Prostate cancer in Scotland: an evolutionary journey
Karen Walker, Clinical Nurse Specialist at Edinburgh Cancer Center shares this case study
Prostate cancer remains the most common male cancer in Scotland, accounting for more than 20% of all cancers diagnosed in men. As a result, it is the largest cause of male cancer deaths.
The development of new technologies and treatments has undoubtedly contributed to these improvements in outcomes. Alongside this, the ability to redesign pathways in line with technological advances, patients’ needs and consumer expectations has become another critical success factor.
This certainly has been the case at Edinburgh Cancer Centre, where prostate cancer pathways have evolved considerably since our brachytherapy service was first introduced in 2001. Our infrastructure has been significantly bolstered; increased patient demand has meant the multidisciplinary team has more than doubled in size while our collaboration across disciplines and specialties has greatly improved. The latter is crucial; the diagnosis and treatment of prostate cancer touches multiple clinical specialties and departments including urology, pathology, radiology, theatre and anaesthetics. The patient journey – end-to-end – is complex.
That patient journey has also extended geographically too. As national awareness of brachytherapy has increased, the footprint of our patient population – as well as our patient numbers – has expanded. Today, around half the men referred into our service are from outside the Lothian area; traveling from as far afield as the Shetlands, Highlands and Western Isles. Ten years ago, that figure was around 25%.
The increase has led us to develop two pathways; one for local patients and another – which includes a comprehensive one-day pre-assessment – for patients further afield.
The uro-oncology CNS
The complexities of the journey from diagnosis-to-treatment shine a bright light on the importance of the Clinical Nurse Specialist (CNS) team, which fundamentally acts as the glue that binds everything together. At the Edinburgh Cancer Centre, we’re fortunate to have three CNS’s supporting our entire uro-oncology service.
The importance of the CNS, particularly in oncology settings, is widely acknowledged. Our role is primarily to support patients at every touchpoint along the pathway – providing accessible advice, information and guidance whenever it’s required. We’re also responsible for managing communication between the various internal disciplines to ensure pathways function efficiently. Our ultimate goal is to assure an optimal patient experience.

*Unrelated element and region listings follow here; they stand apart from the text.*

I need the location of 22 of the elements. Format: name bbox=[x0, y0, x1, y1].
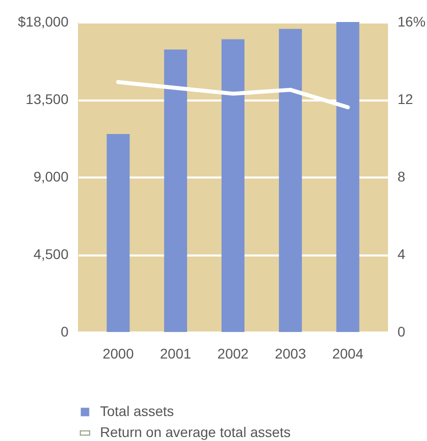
y-tick-label: 9,000 bbox=[33, 168, 69, 184]
x-tick-label: 2003 bbox=[274, 346, 306, 362]
bar bbox=[164, 50, 188, 332]
x-tick-label: 2001 bbox=[160, 346, 192, 362]
x-tick-label: 2000 bbox=[102, 346, 134, 362]
y2-tick-label: 8 bbox=[398, 168, 406, 184]
y2-tick-label: 4 bbox=[398, 246, 406, 262]
legend-label: Total assets bbox=[100, 403, 174, 419]
y-tick-label: 0 bbox=[60, 324, 69, 340]
x-tick-label: 2002 bbox=[217, 346, 249, 362]
y-tick-label: 13,500 bbox=[26, 91, 69, 107]
bar bbox=[106, 134, 130, 332]
bar bbox=[278, 28, 302, 332]
y-tick-label: $18,000 bbox=[18, 14, 69, 30]
bar bbox=[336, 22, 360, 332]
y2-tick-label: 16% bbox=[398, 14, 426, 30]
bar bbox=[222, 39, 244, 332]
x-tick-label: 2004 bbox=[332, 346, 364, 362]
legend-label: Return on average total assets bbox=[100, 424, 291, 440]
y-tick-label: 4,500 bbox=[33, 246, 69, 262]
y2-tick-label: 12 bbox=[398, 91, 414, 107]
y2-tick-label: 0 bbox=[398, 324, 406, 340]
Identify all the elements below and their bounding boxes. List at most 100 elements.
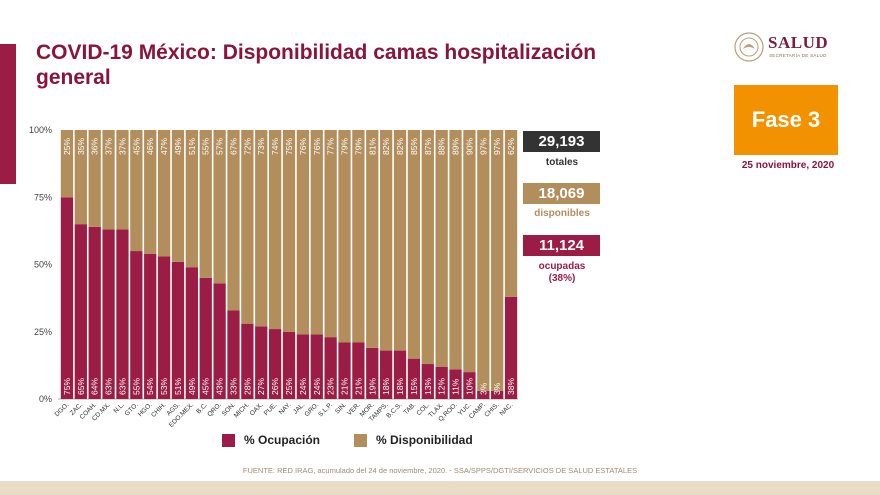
occupancy-data-label: 24% xyxy=(312,378,322,395)
occupancy-data-label: 23% xyxy=(326,378,336,395)
category-label: CHIH. xyxy=(150,401,168,419)
bar-occupancy xyxy=(130,251,143,399)
total-beds-value: 29,193 xyxy=(523,131,600,152)
availability-data-label: 37% xyxy=(104,138,114,155)
availability-data-label: 72% xyxy=(242,138,252,155)
availability-data-label: 74% xyxy=(270,138,280,155)
legend-availability-swatch xyxy=(354,433,368,447)
availability-data-label: 81% xyxy=(367,138,377,155)
bar-availability xyxy=(393,130,407,351)
bar-availability xyxy=(380,130,393,351)
bar-occupancy xyxy=(393,350,407,399)
bar-availability xyxy=(130,130,143,252)
bar-occupancy xyxy=(241,323,254,399)
availability-data-label: 77% xyxy=(326,138,336,155)
phase-date: 25 noviembre, 2020 xyxy=(741,160,835,171)
bar-availability xyxy=(449,130,462,370)
legend-occupancy: % Ocupación xyxy=(222,433,320,447)
availability-data-label: 45% xyxy=(131,138,141,155)
availability-data-label: 90% xyxy=(464,138,474,155)
availability-data-label: 87% xyxy=(423,138,433,155)
bar-occupancy xyxy=(504,296,518,399)
availability-data-label: 51% xyxy=(187,138,197,155)
bar-occupancy xyxy=(60,197,74,399)
occupancy-data-label: 15% xyxy=(409,378,419,395)
occupancy-data-label: 27% xyxy=(256,378,266,395)
bar-availability xyxy=(157,130,171,257)
availability-data-label: 55% xyxy=(201,138,211,155)
occupancy-data-label: 63% xyxy=(104,378,114,395)
availability-data-label: 85% xyxy=(409,138,419,155)
bar-availability xyxy=(102,130,115,230)
occupancy-data-label: 65% xyxy=(76,378,86,395)
y-tick-label: 100% xyxy=(29,125,52,135)
availability-data-label: 73% xyxy=(256,138,266,155)
bar-occupancy xyxy=(116,229,129,399)
left-accent-bar xyxy=(0,44,16,184)
category-label: S.L.P. xyxy=(317,401,334,418)
occupancy-data-label: 64% xyxy=(90,378,100,395)
bar-occupancy xyxy=(435,366,448,399)
bar-occupancy xyxy=(268,329,282,399)
bar-availability xyxy=(435,130,448,367)
available-beds-value: 18,069 xyxy=(523,183,600,204)
bar-availability xyxy=(171,130,185,262)
bar-availability xyxy=(504,130,518,297)
y-tick-label: 0% xyxy=(39,394,52,404)
logo-name: SALUD xyxy=(768,33,829,52)
bar-availability xyxy=(268,130,282,330)
chart-legend: % Ocupación % Disponibilidad xyxy=(222,433,507,447)
availability-data-label: 76% xyxy=(298,138,308,155)
bar-availability xyxy=(477,130,490,391)
bar-occupancy xyxy=(449,369,462,399)
bar-availability xyxy=(421,130,434,365)
bar-availability xyxy=(144,130,157,254)
category-label: MICH. xyxy=(233,401,251,419)
bar-availability xyxy=(463,130,476,373)
availability-data-label: 36% xyxy=(90,138,100,155)
occupancy-data-label: 75% xyxy=(62,378,72,395)
bar-availability xyxy=(227,130,240,311)
availability-data-label: 57% xyxy=(215,138,225,155)
y-tick-label: 50% xyxy=(34,260,52,270)
availability-data-label: 37% xyxy=(117,138,127,155)
bar-occupancy xyxy=(407,358,421,399)
availability-data-label: 25% xyxy=(62,138,72,155)
occupancy-data-label: 38% xyxy=(506,378,516,395)
bar-occupancy xyxy=(324,337,337,399)
occupancy-data-label: 53% xyxy=(159,378,169,395)
occupancy-data-label: 45% xyxy=(201,378,211,395)
occupancy-data-label: 3% xyxy=(478,382,488,395)
occupancy-data-label: 13% xyxy=(423,378,433,395)
occupancy-data-label: 24% xyxy=(298,378,308,395)
occupancy-data-label: 51% xyxy=(173,378,183,395)
bar-occupancy xyxy=(380,350,393,399)
bar-availability xyxy=(116,130,129,230)
bar-availability xyxy=(407,130,421,359)
bar-occupancy xyxy=(144,253,157,399)
occupancy-data-label: 19% xyxy=(367,378,377,395)
occupancy-data-label: 18% xyxy=(395,378,405,395)
bar-availability xyxy=(491,130,504,391)
bar-occupancy xyxy=(74,224,87,399)
category-label: TAB. xyxy=(402,401,417,416)
occupancy-data-label: 55% xyxy=(131,378,141,395)
occupancy-data-label: 26% xyxy=(270,378,280,395)
availability-data-label: 46% xyxy=(145,138,155,155)
category-label: NAC. xyxy=(499,401,515,417)
bar-availability xyxy=(338,130,351,343)
bar-occupancy xyxy=(255,326,268,399)
page-title: COVID-19 México: Disponibilidad camas ho… xyxy=(36,41,597,89)
occupancy-data-label: 54% xyxy=(145,378,155,395)
legend-availability: % Disponibilidad xyxy=(354,433,473,447)
bar-availability xyxy=(324,130,337,338)
availability-data-label: 82% xyxy=(395,138,405,155)
availability-data-label: 88% xyxy=(437,138,447,155)
bar-occupancy xyxy=(421,364,434,399)
category-label: OAX. xyxy=(249,401,265,417)
occupancy-data-label: 28% xyxy=(242,378,252,395)
availability-data-label: 47% xyxy=(159,138,169,155)
y-tick-label: 25% xyxy=(34,327,52,337)
bar-occupancy xyxy=(227,310,240,399)
footer-band xyxy=(0,481,880,495)
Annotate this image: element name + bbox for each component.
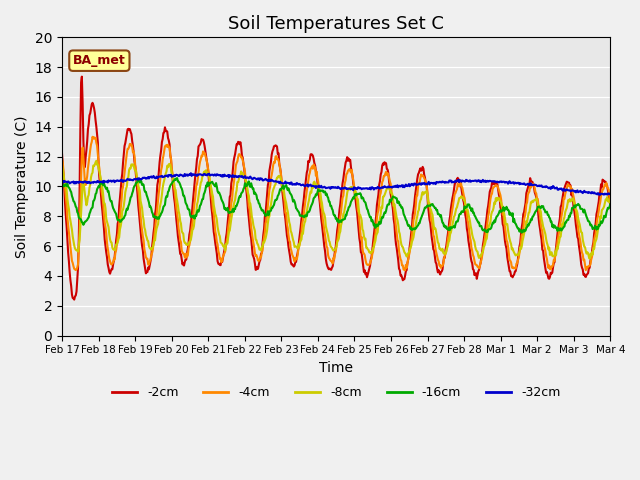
Line: -8cm: -8cm [62,161,640,259]
-8cm [586,256,593,262]
-16cm [416,220,424,226]
Title: Soil Temperatures Set C: Soil Temperatures Set C [228,15,444,33]
Line: -16cm: -16cm [62,178,640,233]
Y-axis label: Soil Temperature (C): Soil Temperature (C) [15,115,29,258]
-4cm [127,142,135,147]
-32cm [264,178,272,184]
-16cm [58,184,66,190]
-16cm [264,208,272,214]
-8cm [264,220,272,226]
-4cm [417,175,424,181]
-2cm [58,151,66,157]
-32cm [286,181,294,187]
-8cm [93,158,100,164]
-4cm [286,239,294,245]
-8cm [286,222,294,228]
-2cm [70,297,78,302]
-16cm [518,230,525,236]
Line: -2cm: -2cm [62,77,640,300]
Legend: -2cm, -4cm, -8cm, -16cm, -32cm: -2cm, -4cm, -8cm, -16cm, -32cm [107,381,565,404]
-32cm [619,193,627,199]
-16cm [235,195,243,201]
-4cm [89,134,97,140]
-4cm [235,151,243,157]
-4cm [449,202,457,207]
Line: -32cm: -32cm [62,173,640,196]
X-axis label: Time: Time [319,361,353,375]
-2cm [449,192,457,198]
-32cm [235,173,243,179]
-32cm [416,180,424,186]
-8cm [235,176,243,182]
-2cm [265,179,273,185]
-32cm [187,170,195,176]
-32cm [449,179,456,184]
-16cm [449,225,456,230]
-8cm [449,223,456,228]
-4cm [264,203,272,208]
-4cm [401,267,409,273]
-4cm [58,156,66,162]
-2cm [236,142,243,147]
-8cm [127,162,135,168]
-8cm [58,163,66,169]
-16cm [286,190,294,196]
-2cm [78,74,86,80]
-16cm [173,175,181,181]
-8cm [416,201,424,206]
-32cm [127,177,134,183]
Line: -4cm: -4cm [62,137,640,270]
-2cm [129,138,136,144]
-2cm [417,166,424,171]
-16cm [127,194,134,200]
-2cm [287,259,294,265]
Text: BA_met: BA_met [73,54,125,67]
-32cm [58,179,66,185]
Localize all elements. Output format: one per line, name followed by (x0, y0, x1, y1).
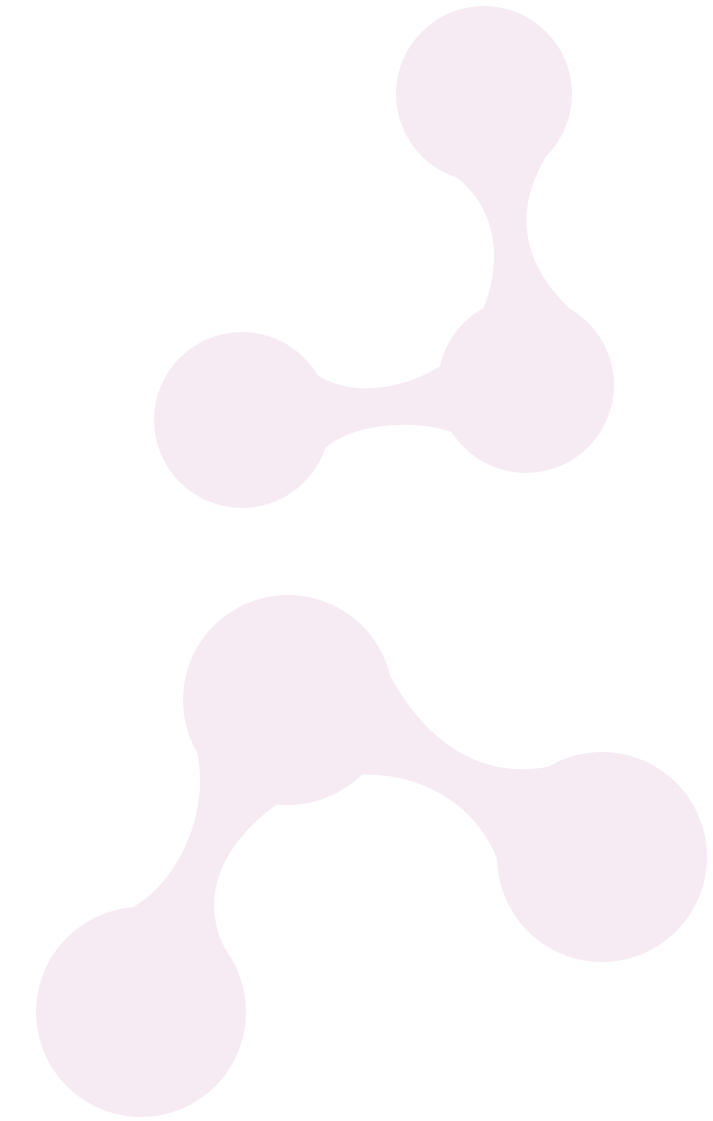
molecule-bond-right (355, 655, 572, 868)
molecule-node-left (36, 907, 246, 1117)
molecule-node-top (396, 6, 572, 182)
molecule-node-center (183, 595, 393, 805)
molecule-bond-left (128, 745, 283, 957)
molecule-node-right (497, 752, 707, 962)
molecule-node-left (154, 332, 330, 508)
molecule-bond-left (305, 365, 462, 450)
molecule-bond-top (446, 150, 586, 321)
molecule-graphic-top (154, 6, 614, 508)
molecule-graphic-bottom (36, 595, 707, 1117)
molecule-node-right (438, 297, 614, 473)
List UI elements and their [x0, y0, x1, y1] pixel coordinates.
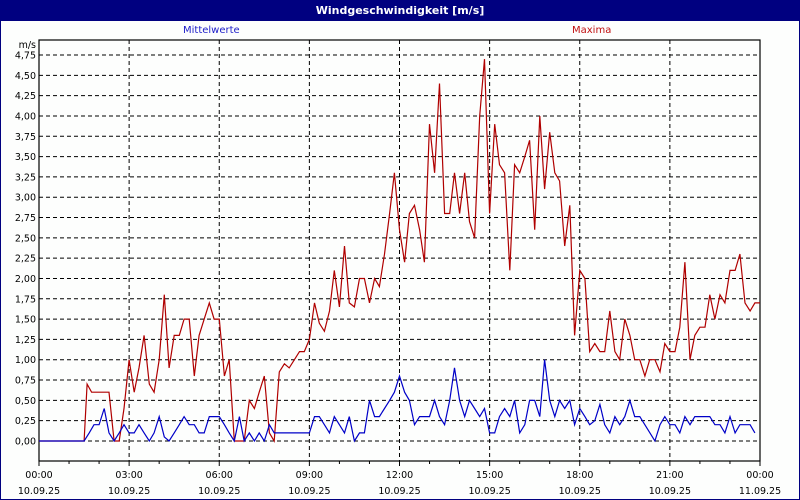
x-tick-time: 00:00	[746, 470, 773, 481]
x-tick-date: 10.09.25	[18, 486, 60, 497]
x-tick-date: 10.09.25	[108, 486, 150, 497]
y-tick-label: 2,25	[15, 254, 36, 265]
y-tick-label: 0,75	[15, 376, 36, 387]
x-axis-labels: 00:00 10.09.25 03:00 10.09.25 06:00 10.09.25 0…	[18, 470, 781, 497]
y-tick-label: 1,75	[15, 294, 36, 305]
y-tick-label: 4,75	[15, 51, 36, 62]
y-tick-label: 3,50	[15, 152, 36, 163]
x-tick-time: 18:00	[566, 470, 593, 481]
x-tick-time: 09:00	[296, 470, 323, 481]
y-tick-label: 3,75	[15, 132, 36, 143]
y-tick-label: 1,00	[15, 355, 36, 366]
y-tick-label: 3,00	[15, 193, 36, 204]
series-maxima-line	[39, 59, 760, 443]
x-tick-date: 10.09.25	[288, 486, 330, 497]
x-tick-date: 10.09.25	[378, 486, 420, 497]
x-tick-time: 12:00	[386, 470, 413, 481]
y-axis-labels: 0,00 0,25 0,50 0,75 1,00 1,25 1,50 1,75 2,00 2,25…	[15, 40, 36, 448]
x-tick-time: 21:00	[656, 470, 683, 481]
y-tick-label: 1,50	[15, 315, 36, 326]
y-tick-label: 0,50	[15, 396, 36, 407]
y-tick-label: 2,00	[15, 274, 36, 285]
x-tick-time: 15:00	[476, 470, 503, 481]
y-tick-label: 4,25	[15, 91, 36, 102]
grid-lines	[39, 40, 760, 461]
y-unit-label: m/s	[19, 40, 36, 51]
y-tick-label: 0,25	[15, 416, 36, 427]
y-tick-label: 2,50	[15, 233, 36, 244]
y-tick-label: 3,25	[15, 172, 36, 183]
legend-maxima: Maxima	[572, 25, 612, 36]
y-tick-label: 2,75	[15, 213, 36, 224]
x-tick-date: 10.09.25	[468, 486, 510, 497]
x-tick-date: 10.09.25	[559, 486, 601, 497]
x-tick-time: 06:00	[206, 470, 233, 481]
y-tick-label: 4,00	[15, 111, 36, 122]
x-tick-date: 11.09.25	[739, 486, 781, 497]
y-tick-label: 0,00	[15, 437, 36, 448]
y-tick-label: 4,50	[15, 71, 36, 82]
x-tick-date: 10.09.25	[198, 486, 240, 497]
y-tick-label: 1,25	[15, 335, 36, 346]
x-tick-date: 10.09.25	[649, 486, 691, 497]
series-mittelwerte-line	[39, 359, 756, 443]
x-tick-time: 00:00	[25, 470, 52, 481]
legend-mittelwerte: Mittelwerte	[183, 25, 240, 36]
x-tick-time: 03:00	[115, 470, 142, 481]
window-title: Windgeschwindigkeit [m/s]	[1, 1, 799, 21]
plot-frame	[38, 39, 761, 466]
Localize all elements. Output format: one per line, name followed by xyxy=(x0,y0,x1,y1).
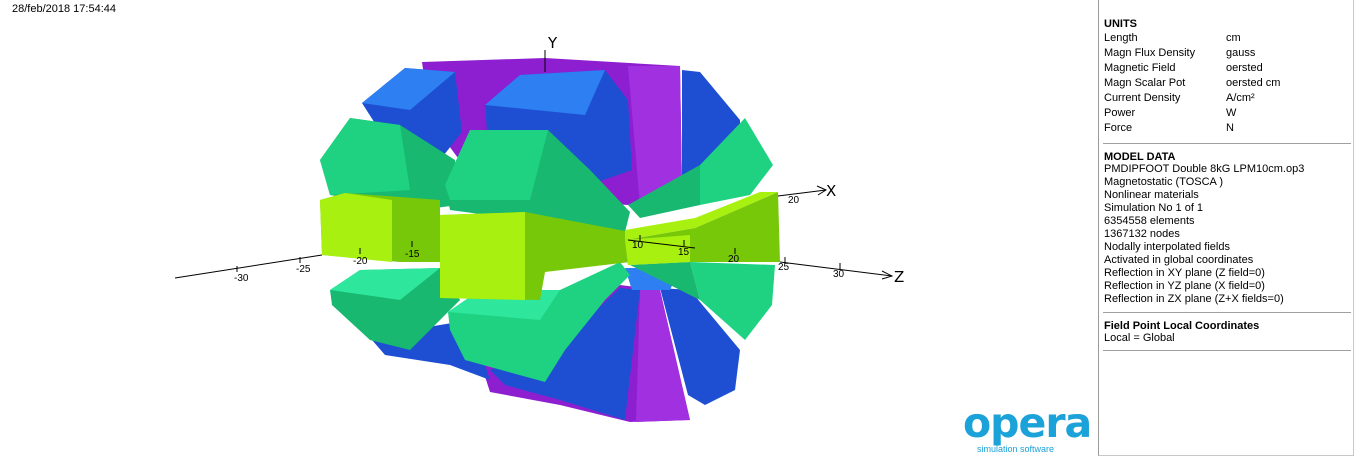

The CNS role is particularly valuable in prostate cancer care, where the evolution in treatment options presents patients with choices at a time when coherent decision-making can often be compromised by the natural stresses of a cancer diagnosis.
Our job is to provide independent, unbiased advice about all the appropriate treatment options – to ensure patients choose the right treatment for themselves. Quality of Life studies show that if a patient is happy with the treatment they choose, their outcomes – and their ability to tolerate side-effects – are generally better.
Communication between patients and CNS is always personalised and empathetic. Patients are rarely interested in the science or the statistics – they want to know the potential side-effects, the long-term implications and the likely clinical outcomes. And they want to hear it in simple English, not medical jargon.
It’s a sign of how far brachytherapy has come that it’s now a common feature of our conversations with patients. In the information age, awareness of brachytherapy has grown significantly and many of the patients we see already have a small understanding. However, the ability to build on that knowledge and hear real-world experiences from informed professionals is hugely valuable. Nevertheless, with or without prior knowledge, CNS engagement gives patients an opportunity to discuss all their treatment options.
Brachytherapy: a great option
Primarily, brachytherapy (permanent seed implant) is not suitable for everyone; there are guidelines determining its use. However, for those patients where it is appropriate, it’s a great option. The treatment is highly convenient and, because it is less invasive, generally has faster recovery times. Similarly, side-effects like incontinence or sexual dysfunction are often less severe than surgery or radiotherapy. Most importantly of all, comparative effectiveness studies show that LDR brachytherapy reports equivalent recurrence-free survival rates to RP and EBRT in both low and intermediate risk patients. All the evidence confirms that it is a very effective treatment.
It’s no surprise that more patients are choosing brachytherapy. Our own service in Edinburgh bears this out. Here, logistical challenges around the use of theatre and resources restrict our service to two slots every week – totalling between 90 and 96 slots across the year. A decade ago, some of those slots would be unused. Today, the service is at full capacity. Demand for brachytherapy, both from the local area and beyond, is such that waiting lists have increased. This is not ideal but it illustrates the level of interest in the treatment. We’re currently developing a business case in the hope of unlocking additional theatre time to reduce waiting times and treat more patients.
Whatever the outcome, one thing is for sure: brachytherapy is here to stay as a primary treatment option for prostate cancer. What’s more, as the Edinburgh Cancer Centre prepares to treat its 1000th brachytherapy patient since 2001, it’s unlikely that treating the next 1000 will take anything like 18 years. We’ve sown the seeds – now we’re bearing the fruits.